Para falar sobre esse assunto, o Bahia Notícias conversou com Eraldo Salustiano de Moura, cirurgião e responsável pela Coordenação do Sistema Estadual de Transplantes (Coset).
O órgão, subordinado à Secretaria da Saúde do Estado da Bahia (Sesab), possui uma estrutura organizacional complexa, a qual compreende a Coordenação do Sistema Estadual de Transplantes, a Central de Notificação, Captação e Distribuição de Órgãos e Tecidos (CET) e as Organizações de Procura de Órgãos.

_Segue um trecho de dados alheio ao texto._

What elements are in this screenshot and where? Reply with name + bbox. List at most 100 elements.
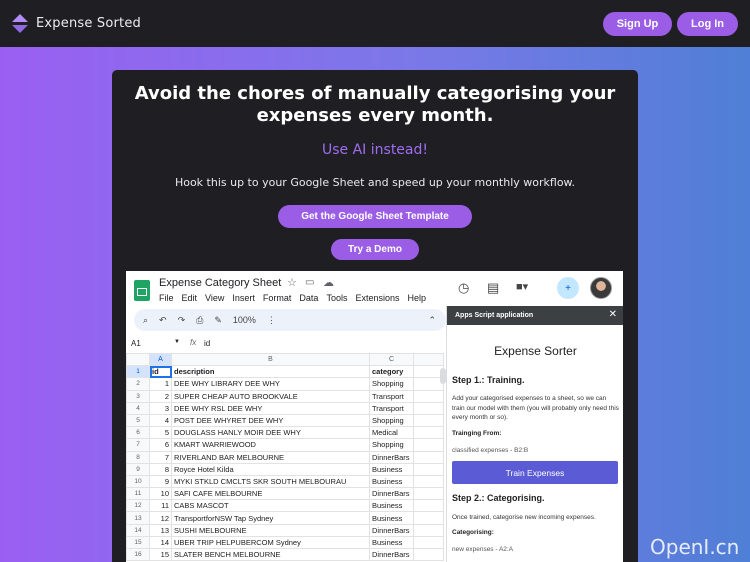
table-row: 8 7 RIVERLAND BAR MELBOURNE DinnerBars bbox=[126, 450, 444, 464]
row-number: 5 bbox=[126, 413, 150, 428]
collapse-icon: ⌃ bbox=[428, 314, 436, 325]
table-cell: 2 bbox=[149, 389, 172, 403]
table-row: 9 8 Royce Hotel Kilda Business bbox=[126, 462, 444, 476]
corner-cell bbox=[126, 352, 150, 367]
table-cell: Medical bbox=[369, 426, 414, 440]
folder-icon: ▭ bbox=[305, 277, 315, 288]
table-row: 16 15 SLATER BENCH MELBOURNE DinnerBars bbox=[126, 547, 444, 562]
table-row: 7 6 KMART WARRIEWOOD Shopping bbox=[126, 438, 444, 452]
column-header: C bbox=[369, 352, 414, 367]
log-in-button[interactable]: Log In bbox=[677, 11, 738, 36]
table-cell: Shopping bbox=[369, 438, 414, 452]
table-cell: MYKI STKLD CMCLTS SKR SOUTH MELBOURAU bbox=[171, 474, 370, 489]
table-cell: 12 bbox=[149, 511, 172, 525]
logo-icon[interactable] bbox=[12, 13, 28, 34]
column-header: B bbox=[171, 352, 370, 367]
try-demo-button[interactable]: Try a Demo bbox=[331, 239, 419, 260]
star-icon: ☆ bbox=[287, 277, 297, 289]
column-header bbox=[413, 352, 444, 367]
table-cell: 7 bbox=[149, 450, 172, 464]
row-number: 14 bbox=[126, 523, 150, 537]
table-row: 4 3 DEE WHY RSL DEE WHY Transport bbox=[126, 401, 444, 415]
row-number: 12 bbox=[126, 499, 150, 513]
table-cell: CABS MASCOT bbox=[171, 499, 370, 513]
table-cell: category bbox=[369, 365, 414, 379]
row-number: 15 bbox=[126, 535, 150, 550]
categorising-value: new expenses - A2:A bbox=[452, 546, 514, 553]
train-expenses-button: Train Expenses bbox=[452, 461, 618, 484]
panel-header: Apps Script application bbox=[447, 306, 623, 325]
table-cell: 11 bbox=[149, 499, 172, 513]
menu-insert: Insert bbox=[232, 293, 255, 303]
row-number: 16 bbox=[126, 547, 150, 562]
menu-data: Data bbox=[299, 293, 319, 303]
zoom-select: 100% bbox=[232, 315, 256, 325]
table-cell: Shopping bbox=[369, 413, 414, 428]
step2-heading: Step 2.: Categorising. bbox=[452, 493, 545, 503]
row-number: 6 bbox=[126, 426, 150, 440]
undo-icon: ↶ bbox=[159, 314, 167, 325]
history-icon: ◷ bbox=[458, 280, 470, 295]
row-number: 4 bbox=[126, 401, 150, 415]
table-cell: DOUGLASS HANLY MOIR DEE WHY bbox=[171, 426, 370, 440]
comment-icon: ▤ bbox=[487, 280, 500, 295]
row-number: 13 bbox=[126, 511, 150, 525]
table-row: 3 2 SUPER CHEAP AUTO BROOKVALE Transport bbox=[126, 389, 444, 403]
step2-text: Once trained, categorise new incoming ex… bbox=[452, 514, 596, 521]
row-number: 11 bbox=[126, 487, 150, 501]
sign-up-button[interactable]: Sign Up bbox=[603, 11, 672, 36]
table-row: 13 12 TransportforNSW Tap Sydney Business bbox=[126, 511, 444, 525]
table-cell: KMART WARRIEWOOD bbox=[171, 438, 370, 452]
brand-name[interactable]: Expense Sorted bbox=[36, 16, 141, 31]
row-number: 7 bbox=[126, 438, 150, 452]
fx-icon: fx bbox=[190, 338, 197, 347]
table-cell: TransportforNSW Tap Sydney bbox=[171, 511, 370, 525]
table-cell: Shopping bbox=[369, 377, 414, 391]
table-cell: DEE WHY LIBRARY DEE WHY bbox=[171, 377, 370, 391]
table-cell: Transport bbox=[369, 401, 414, 415]
row-number: 2 bbox=[126, 377, 150, 391]
table-row: 5 4 POST DEE WHYRET DEE WHY Shopping bbox=[126, 413, 444, 428]
table-cell: DinnerBars bbox=[369, 487, 414, 501]
hero-card: Avoid the chores of manually categorisin… bbox=[112, 70, 638, 562]
table-cell: 4 bbox=[149, 413, 172, 428]
table-cell: Business bbox=[369, 511, 414, 525]
table-cell: 13 bbox=[149, 523, 172, 537]
menu-help: Help bbox=[407, 293, 426, 303]
table-cell: Business bbox=[369, 462, 414, 476]
categorising-label: Categorising: bbox=[452, 529, 494, 536]
menu-file: File bbox=[159, 293, 174, 303]
apps-script-panel: Apps Script application ✕ Expense Sorter… bbox=[446, 306, 623, 562]
step1-text: Add your categorised expenses to a sheet… bbox=[452, 395, 619, 421]
table-row: 15 14 UBER TRIP HELPUBERCOM Sydney Business bbox=[126, 535, 444, 550]
menu-tools: Tools bbox=[326, 293, 348, 303]
table-cell: 10 bbox=[149, 487, 172, 501]
table-cell: Transport bbox=[369, 389, 414, 403]
google-sheets-icon bbox=[134, 280, 150, 301]
sheet-menu: File Edit View Insert Format Data Tools … bbox=[159, 293, 426, 303]
row-number: 3 bbox=[126, 389, 150, 403]
table-cell: DEE WHY RSL DEE WHY bbox=[171, 401, 370, 415]
chevron-down-icon: ▼ bbox=[174, 339, 180, 345]
menu-extensions: Extensions bbox=[355, 293, 400, 303]
share-icon: + bbox=[557, 277, 579, 299]
column-header: A bbox=[149, 352, 172, 367]
training-from-value: classified expenses - B2:B bbox=[452, 447, 529, 454]
table-cell: DinnerBars bbox=[369, 547, 414, 562]
table-cell: 6 bbox=[149, 438, 172, 452]
formula-bar: A1 ▼ fx id bbox=[126, 337, 446, 351]
table-cell: DinnerBars bbox=[369, 523, 414, 537]
hero-subtitle: Use AI instead! bbox=[322, 142, 428, 158]
table-row: 14 13 SUSHI MELBOURNE DinnerBars bbox=[126, 523, 444, 537]
redo-icon: ↷ bbox=[177, 314, 186, 325]
formula-value: id bbox=[204, 339, 211, 348]
sheet-screenshot: Expense Category Sheet ☆ ▭ ☁ File Edit V… bbox=[126, 271, 623, 562]
table-cell: 8 bbox=[149, 462, 172, 476]
avatar bbox=[590, 277, 612, 299]
table-cell: 3 bbox=[149, 401, 172, 415]
get-template-button[interactable]: Get the Google Sheet Template bbox=[278, 205, 472, 228]
table-cell: 1 bbox=[149, 377, 172, 391]
table-cell: SUSHI MELBOURNE bbox=[171, 523, 370, 537]
table-row: 12 11 CABS MASCOT Business bbox=[126, 499, 444, 513]
top-nav: Expense Sorted Sign Up Log In bbox=[0, 0, 750, 47]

É a Coset que tem competência sobre a coordenação da política de transplantes no estado, supervisionando as atividades, planejando, gerenciando, executando, acompanhando e fiscalizando as ações e condições para a a retirada de órgãos, partes e tecidos do corpo humano para fins de transplantes ou enxertos.
Ao site, o médico ressaltou a necessidade, não somente do mês, como a criação do Dia Nacional, comemorado nesta terça-feira (27). Para ele, é necessário que mais pessoas se conscientizem sobre o processo de doação, assim como a oportunidade serve como um passo para a disseminação de conhecimento e informação.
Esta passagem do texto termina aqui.